Research

Medical Text Mining

Clinical trials are the gold standard for generating reliable medical evidence. The biggest bottleneck in clinical trials is recruitment. To facilitate recruitment, tools for patient search of relevant clinical trials have been developed, but users often suffer from information overload. 1) With nearly 700 coronavirus disease 2019 (COVID-19) trials conducted in the United States as of August 2020, it is imperative to enable rapid recruitment to these studies. The COVID-19 Trial Finder was designed to facilitate patient-centered search of COVID-19 trials, first by location and radius distance from trial sites, and then by brief, dynamically generated medical questions to allow users to prescreen their eligibility for nearby COVID-19 trials with minimum human computer interaction. 2) We developed the Clinical Trial Knowledge Base, a regularly updated knowledge base of discrete clinical trial eligibility criteria equipped with a web-based user interface for querying and aggregate analysis of common eligibility criteria.

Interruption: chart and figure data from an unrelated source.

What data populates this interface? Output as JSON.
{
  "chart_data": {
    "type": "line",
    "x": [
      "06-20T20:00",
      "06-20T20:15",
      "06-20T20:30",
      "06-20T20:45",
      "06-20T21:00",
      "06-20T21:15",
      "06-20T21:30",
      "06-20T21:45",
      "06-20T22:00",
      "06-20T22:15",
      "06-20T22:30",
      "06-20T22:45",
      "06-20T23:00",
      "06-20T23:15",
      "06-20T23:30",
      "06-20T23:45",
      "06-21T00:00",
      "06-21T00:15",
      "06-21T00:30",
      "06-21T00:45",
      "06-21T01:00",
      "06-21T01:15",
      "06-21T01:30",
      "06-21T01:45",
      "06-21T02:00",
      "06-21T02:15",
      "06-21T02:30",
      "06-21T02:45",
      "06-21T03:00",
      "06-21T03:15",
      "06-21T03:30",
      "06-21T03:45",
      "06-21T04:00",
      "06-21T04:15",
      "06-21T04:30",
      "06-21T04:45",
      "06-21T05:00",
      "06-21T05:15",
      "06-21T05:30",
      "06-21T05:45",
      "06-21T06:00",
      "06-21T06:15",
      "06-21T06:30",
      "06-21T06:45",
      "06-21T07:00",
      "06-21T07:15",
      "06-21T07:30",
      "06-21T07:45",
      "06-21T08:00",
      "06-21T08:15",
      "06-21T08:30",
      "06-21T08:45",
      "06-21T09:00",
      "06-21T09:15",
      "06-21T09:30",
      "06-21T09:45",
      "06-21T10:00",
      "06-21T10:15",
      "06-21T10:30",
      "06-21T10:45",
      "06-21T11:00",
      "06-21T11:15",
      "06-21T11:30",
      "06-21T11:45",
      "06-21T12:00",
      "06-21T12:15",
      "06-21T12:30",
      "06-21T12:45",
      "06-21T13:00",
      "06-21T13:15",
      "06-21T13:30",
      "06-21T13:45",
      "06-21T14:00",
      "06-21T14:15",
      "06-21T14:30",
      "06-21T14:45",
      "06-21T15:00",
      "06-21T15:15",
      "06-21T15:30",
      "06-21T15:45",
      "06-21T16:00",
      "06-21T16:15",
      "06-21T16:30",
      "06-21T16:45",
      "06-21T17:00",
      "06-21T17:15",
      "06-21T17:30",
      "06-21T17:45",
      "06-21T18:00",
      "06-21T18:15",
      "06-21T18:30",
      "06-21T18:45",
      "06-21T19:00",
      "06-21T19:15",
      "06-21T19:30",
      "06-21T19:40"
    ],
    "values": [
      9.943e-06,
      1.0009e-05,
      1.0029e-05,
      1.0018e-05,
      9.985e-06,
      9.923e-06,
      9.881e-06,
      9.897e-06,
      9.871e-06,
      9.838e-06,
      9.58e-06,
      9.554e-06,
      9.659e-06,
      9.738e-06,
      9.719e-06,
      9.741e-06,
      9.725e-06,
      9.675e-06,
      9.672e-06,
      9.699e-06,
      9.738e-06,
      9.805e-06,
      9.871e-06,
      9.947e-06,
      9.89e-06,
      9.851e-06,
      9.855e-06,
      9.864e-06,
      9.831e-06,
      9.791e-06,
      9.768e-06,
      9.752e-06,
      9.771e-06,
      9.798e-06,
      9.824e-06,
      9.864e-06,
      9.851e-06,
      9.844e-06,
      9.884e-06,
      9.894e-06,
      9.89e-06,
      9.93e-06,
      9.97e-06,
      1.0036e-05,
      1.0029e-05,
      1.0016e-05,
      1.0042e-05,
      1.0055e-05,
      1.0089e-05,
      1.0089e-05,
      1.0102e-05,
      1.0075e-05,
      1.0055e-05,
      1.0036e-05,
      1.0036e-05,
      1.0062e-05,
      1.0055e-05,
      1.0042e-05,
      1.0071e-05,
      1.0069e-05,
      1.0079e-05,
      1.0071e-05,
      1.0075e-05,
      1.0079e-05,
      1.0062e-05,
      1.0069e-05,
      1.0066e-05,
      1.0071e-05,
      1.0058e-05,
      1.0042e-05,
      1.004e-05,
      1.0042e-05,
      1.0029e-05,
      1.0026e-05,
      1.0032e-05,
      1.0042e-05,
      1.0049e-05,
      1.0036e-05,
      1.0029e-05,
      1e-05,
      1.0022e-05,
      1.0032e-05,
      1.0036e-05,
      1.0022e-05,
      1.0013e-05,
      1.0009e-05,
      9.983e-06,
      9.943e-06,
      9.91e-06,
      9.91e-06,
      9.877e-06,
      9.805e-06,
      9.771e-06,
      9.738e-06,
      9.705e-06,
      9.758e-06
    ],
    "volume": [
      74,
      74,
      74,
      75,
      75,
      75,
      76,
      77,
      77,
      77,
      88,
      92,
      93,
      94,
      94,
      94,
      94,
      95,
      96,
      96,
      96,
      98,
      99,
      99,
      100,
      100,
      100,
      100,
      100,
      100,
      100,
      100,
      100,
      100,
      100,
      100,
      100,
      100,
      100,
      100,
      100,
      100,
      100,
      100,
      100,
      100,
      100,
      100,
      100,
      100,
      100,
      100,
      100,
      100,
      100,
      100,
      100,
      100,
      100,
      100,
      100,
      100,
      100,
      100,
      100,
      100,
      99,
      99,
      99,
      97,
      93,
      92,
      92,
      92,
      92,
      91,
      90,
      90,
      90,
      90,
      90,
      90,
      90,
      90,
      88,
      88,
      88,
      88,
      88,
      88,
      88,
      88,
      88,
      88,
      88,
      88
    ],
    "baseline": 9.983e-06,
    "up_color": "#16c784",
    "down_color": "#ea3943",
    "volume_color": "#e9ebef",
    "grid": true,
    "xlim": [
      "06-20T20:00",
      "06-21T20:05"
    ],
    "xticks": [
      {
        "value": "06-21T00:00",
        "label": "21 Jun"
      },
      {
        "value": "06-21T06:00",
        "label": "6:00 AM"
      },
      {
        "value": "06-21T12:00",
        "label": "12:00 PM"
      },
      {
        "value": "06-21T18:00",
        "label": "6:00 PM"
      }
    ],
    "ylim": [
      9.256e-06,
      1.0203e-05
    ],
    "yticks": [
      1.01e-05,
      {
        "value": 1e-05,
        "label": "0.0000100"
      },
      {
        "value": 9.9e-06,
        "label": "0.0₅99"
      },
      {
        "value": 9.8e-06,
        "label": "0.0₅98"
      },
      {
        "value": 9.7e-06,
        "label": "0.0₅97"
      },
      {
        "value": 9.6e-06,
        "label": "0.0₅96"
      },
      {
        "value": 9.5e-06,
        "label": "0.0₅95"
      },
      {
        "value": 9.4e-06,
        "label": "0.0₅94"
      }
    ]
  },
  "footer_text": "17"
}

Press Coverage of Our Work

“COVID-19trial finder provides simplified search process for COVID-related clinical trials” (Eurekalert, 05,2020; Medical Press, 05,2020; DBMI, Columbia University,05,2020)

“A Knowledge Base of Clinical Trial Eligibility Criteria” ( DBMI twitter, Columbia University,04,2021 ; DBMI Linkedin, Columbia University,04,2021)

Web Text Mining

In the era of the Social Web, there has been explosive growth of user-generated content published on various online web forums. Segments of short texts have become a fashionable writing format because they are convenient to post and respond. Examples include comments, tweets, reviews, questions/answers, to name a few. Given the large volume of short texts that are available online, quick comprehension and filtering have become a challenging problem. In this dissertation, we explore two questions related on short texts: what are they talking about and can you trust the source?

To answer the first question, an effective and efficient approach is to discover latent topics from large text datasets. Because of the text sparseness of text in online discussions, traditional topic models have had limited success when directly applied to the topic mining tasks. Short texts do not provide sufficient term co-occurrence information for the reliable discovery of topics. To overcome that limitation, we use (1) the discussion thread tree structure and propose a “popularity” metric to quantify the number of replies to a given comment and extend the frequency of word occurrences, and (2) the “transitivity” concept to characterize topic dependency among nodes in a nested discussion thread. We then build a Conversational Structure Aware Topic Model (CSATM) based on popularity and transitivity to infer topics and their assignments to comments.